While you can adjust the difficulty to your liking, there’s a dearth of strategy to the whole affair. It gets decent mileage out of its one attack button, but I am strictly anti-monobutton. Give me a kick, at the very least. Definitely let me grab enemies. Beat-em-ups just aren’t the same when I can’t hug all the enemies before suplexing them into concrete.
At the same time, I wouldn’t really call UFO Kamen Yakisoban a bad game. It’s sort of in Yo! Noid territory, where it’s just kind of there. You can play it to have advertisements put into your brain. Does it work? I definitely searched for where I could order some UFO Instant Yakisoba while playing this game.

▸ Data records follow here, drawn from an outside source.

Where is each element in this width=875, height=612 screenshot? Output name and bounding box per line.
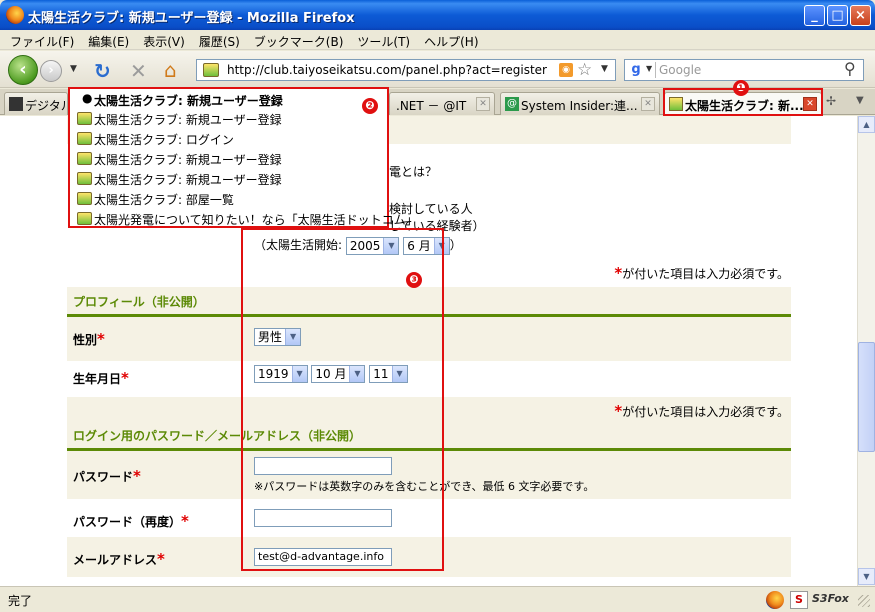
tab-menu-item-label: 太陽生活クラブ: ログイン [94,133,234,147]
site-favicon-icon [203,63,219,77]
menu-view[interactable]: 表示(V) [136,30,192,50]
callout-2-badge: ❷ [362,98,378,114]
tab-menu-item-label: 太陽生活クラブ: 新規ユーザー登録 [94,94,283,108]
tab-close-icon[interactable]: ✕ [476,97,490,111]
required-mark: * [614,264,623,282]
site-favicon-icon [77,212,92,225]
firefox-icon [6,6,24,24]
s3-icon[interactable]: S [790,591,808,609]
google-engine-icon[interactable]: g [627,62,645,78]
engine-dropdown-icon[interactable]: ▼ [646,64,652,73]
close-button[interactable]: × [850,5,871,26]
tab-label: デジタル [25,99,68,113]
menu-help[interactable]: ヘルプ(H) [417,30,485,50]
required-mark: * [133,467,141,485]
menu-tools[interactable]: ツール(T) [350,30,417,50]
required-mark: * [157,550,165,568]
status-text: 完了 [8,594,33,608]
scroll-up-icon[interactable]: ▲ [858,116,875,133]
history-dropdown-icon[interactable]: ▼ [70,64,77,74]
password-confirm-label-wrap: パスワード（再度）* [73,512,189,530]
required-mark: * [181,512,189,530]
rss-feed-icon[interactable]: ◉ [559,63,573,77]
email-label-wrap: メールアドレス* [73,550,165,568]
tab-menu-item-label: 太陽生活クラブ: 新規ユーザー登録 [94,173,282,187]
scroll-down-icon[interactable]: ▼ [858,568,875,585]
tab-list-dropdown-icon[interactable]: ▼ [856,95,864,106]
scroll-thumb[interactable] [858,342,875,452]
site-favicon-icon [77,112,92,125]
required-mark: * [121,369,129,387]
tab-label: System Insider:連... [521,99,638,113]
tab-menu-item-label: 太陽生活クラブ: 部屋一覧 [94,193,234,207]
forward-button[interactable]: › [40,60,62,82]
firefox-status-icon[interactable] [766,591,784,609]
tab-favicon-icon: @ [505,97,519,111]
search-box[interactable]: g ▼ Google ⚲ [624,59,864,81]
site-favicon-icon [77,192,92,205]
tab-digital[interactable]: デジタル [4,92,68,115]
gender-label-wrap: 性別* [73,330,105,348]
tab-history-menu: ● 太陽生活クラブ: 新規ユーザー登録 太陽生活クラブ: 新規ユーザー登録 太陽… [68,87,418,228]
required-note-text: が付いた項目は入力必須です。 [622,267,789,281]
menu-history[interactable]: 履歴(S) [192,30,247,50]
password-confirm-label: パスワード（再度） [73,515,182,529]
tab-menu-item-label: 太陽生活クラブ: 新規ユーザー登録 [94,153,282,167]
maximize-button[interactable]: □ [827,5,848,26]
menu-file[interactable]: ファイル(F) [0,30,81,50]
vertical-scrollbar[interactable]: ▲ ▼ [857,116,875,586]
address-bar[interactable]: http://club.taiyoseikatsu.com/panel.php?… [196,59,616,81]
search-input[interactable]: Google [659,63,701,77]
menu-bar: ファイル(F) 編集(E) 表示(V) 履歴(S) ブックマーク(B) ツール(T) ヘルプ… [0,30,875,50]
required-mark: * [97,330,105,348]
tab-label: .NET － @IT [396,99,467,113]
url-dropdown-icon[interactable]: ▼ [601,64,608,74]
callout-1-box [663,88,823,116]
birthdate-label-wrap: 生年月日* [73,369,129,387]
minimize-button[interactable]: _ [804,5,825,26]
password-label: パスワード [73,470,134,484]
required-note-text: が付いた項目は入力必須です。 [622,405,789,419]
tab-atmarkit[interactable]: .NET － @IT ✕ [389,92,495,115]
required-mark: * [614,402,623,420]
question-partial: 電とは？ [389,165,438,179]
site-favicon-icon [77,132,92,145]
tab-scroll-icon[interactable]: ✢ [826,94,836,108]
start-close: ） [449,238,462,252]
back-button[interactable]: ‹ [8,55,38,85]
page-bottom-edge [67,577,791,586]
resize-grip-icon[interactable] [858,595,870,607]
menu-bookmarks[interactable]: ブックマーク(B) [247,30,351,50]
bookmark-star-icon[interactable]: ☆ [577,60,592,80]
status-bar: 完了 S S3Fox [0,586,875,612]
tab-menu-item-label: 太陽生活クラブ: 新規ユーザー登録 [94,113,282,127]
required-note-2: *が付いた項目は入力必須です。 [614,402,789,420]
tab-menu-item-label: 太陽光発電について知りたい！なら「太陽生活ドットコム」 [94,213,418,227]
password-label-wrap: パスワード* [73,467,141,485]
required-note-1: *が付いた項目は入力必須です。 [614,264,789,282]
title-bar: 太陽生活クラブ: 新規ユーザー登録 - Mozilla Firefox _ □ … [0,0,875,30]
tab-favicon-icon [9,97,23,111]
stop-icon[interactable]: ✕ [130,59,147,83]
gender-label: 性別 [73,333,98,347]
bullet-icon: ● [82,91,93,105]
url-text[interactable]: http://club.taiyoseikatsu.com/panel.php?… [227,63,547,77]
window-title: 太陽生活クラブ: 新規ユーザー登録 - Mozilla Firefox [28,11,355,26]
site-favicon-icon [77,172,92,185]
tab-close-icon[interactable]: ✕ [641,97,655,111]
email-label: メールアドレス [73,553,158,567]
menu-edit[interactable]: 編集(E) [81,30,136,50]
s3fox-label[interactable]: S3Fox [812,592,849,605]
tab-system-insider[interactable]: @ System Insider:連... ✕ [500,92,660,115]
site-favicon-icon [77,152,92,165]
search-icon[interactable]: ⚲ [844,59,856,78]
home-icon[interactable]: ⌂ [164,58,177,82]
callout-3-badge: ❸ [406,272,422,288]
birthdate-label: 生年月日 [73,372,122,386]
reload-icon[interactable]: ↻ [94,59,111,83]
search-separator [655,62,656,78]
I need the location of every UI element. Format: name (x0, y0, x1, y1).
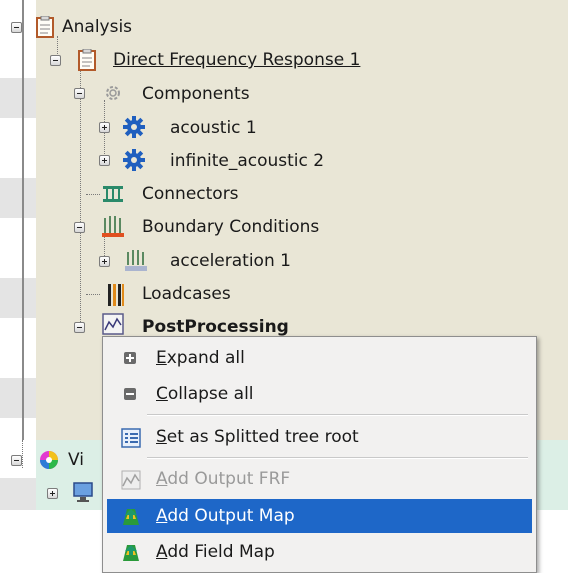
tree-item-analysis[interactable]: Analysis (62, 17, 132, 37)
menu-item-expand-all[interactable]: Expand all (107, 341, 532, 375)
components-collapse-toggle[interactable] (74, 88, 85, 99)
tree-item-connectors[interactable]: Connectors (142, 184, 239, 204)
color-wheel-icon (38, 449, 60, 471)
direct-frequency-collapse-toggle[interactable] (50, 55, 61, 66)
acoustic-expand-toggle[interactable] (99, 122, 110, 133)
acceleration-icon (124, 248, 148, 272)
left-gutter-strip (0, 278, 36, 318)
left-gutter-strip (0, 378, 36, 418)
tree-item-infinite-acoustic[interactable]: infinite_acoustic 2 (170, 151, 324, 171)
menu-item-set-splitted-tree-root[interactable]: Set as Splitted tree root (107, 420, 532, 454)
blue-gear-icon (123, 149, 145, 171)
menu-separator (147, 457, 528, 459)
tree-item-direct-frequency-response[interactable]: Direct Frequency Response 1 (113, 50, 360, 70)
menu-item-label: Collapse all (156, 384, 254, 404)
menu-item-collapse-all[interactable]: Collapse all (107, 377, 532, 411)
left-gutter-strip (0, 78, 36, 118)
field-map-icon (121, 543, 139, 561)
tree-item-visual[interactable]: Vi (68, 450, 84, 470)
menu-item-add-output-map[interactable]: Add Output Map (107, 499, 532, 533)
tree-item-components[interactable]: Components (142, 84, 250, 104)
visual-child-expand-toggle[interactable] (47, 488, 58, 499)
tree-item-loadcases[interactable]: Loadcases (142, 284, 231, 304)
menu-item-add-field-map[interactable]: Add Field Map (107, 535, 532, 569)
context-menu: Expand all Collapse all Set as Splitted … (102, 336, 537, 573)
menu-item-label: Add Output FRF (156, 469, 291, 489)
output-map-icon (121, 507, 139, 525)
visual-collapse-toggle[interactable] (11, 455, 22, 466)
tree-line (86, 194, 100, 195)
boundary-conditions-icon (101, 214, 125, 238)
clipboard-icon (36, 15, 54, 38)
loadcases-icon (107, 283, 125, 307)
tree-line (80, 68, 81, 328)
boundary-conditions-collapse-toggle[interactable] (74, 222, 85, 233)
postprocessing-chart-icon (102, 313, 124, 335)
menu-item-label: Add Output Map (156, 506, 295, 526)
left-gutter-strip (0, 478, 36, 510)
tree-line (22, 440, 23, 468)
expand-icon (121, 349, 139, 367)
tree-item-acoustic[interactable]: acoustic 1 (170, 118, 257, 138)
connectors-icon (102, 184, 124, 204)
tree-item-acceleration[interactable]: acceleration 1 (170, 251, 291, 271)
gear-outline-icon (103, 83, 123, 103)
tree-item-boundary-conditions[interactable]: Boundary Conditions (142, 217, 319, 237)
menu-item-label: Set as Splitted tree root (156, 427, 359, 447)
tree-root-line (22, 0, 24, 440)
acceleration-expand-toggle[interactable] (99, 256, 110, 267)
menu-item-add-output-frf[interactable]: Add Output FRF (107, 462, 532, 496)
menu-item-label: Add Field Map (156, 542, 275, 562)
tree-line (86, 294, 100, 295)
blue-gear-icon (123, 116, 145, 138)
monitor-icon (72, 481, 94, 503)
postprocessing-collapse-toggle[interactable] (74, 322, 85, 333)
tree-item-postprocessing[interactable]: PostProcessing (142, 317, 289, 337)
tree-list-icon (121, 428, 141, 448)
left-gutter-strip (0, 178, 36, 218)
analysis-collapse-toggle[interactable] (11, 22, 22, 33)
infinite-acoustic-expand-toggle[interactable] (99, 155, 110, 166)
menu-item-label: Expand all (156, 348, 245, 368)
collapse-icon (121, 385, 139, 403)
menu-separator (147, 414, 528, 416)
output-frf-icon (121, 470, 141, 490)
clipboard-icon (78, 48, 96, 71)
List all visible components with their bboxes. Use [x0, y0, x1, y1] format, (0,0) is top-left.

I thought to myself, “Well, this is okay, but I’d probably be incensed if I paid money for it.” Then it hit me that I did. The cartridge came from somewhere. I bought it. Whoops. I guess my intention is that at least I didn’t pay 1994 money for UFO Kamen Yakisoban. Because it’s fun, but not spend-a-month’s-allowance fun. It’s a decent way to spend an afternoon, but don’t expect to be wishing for a sequel. Although, it’s definitely about time.
Honestly, I really wish it had co-op so I could trick people into playing it with me.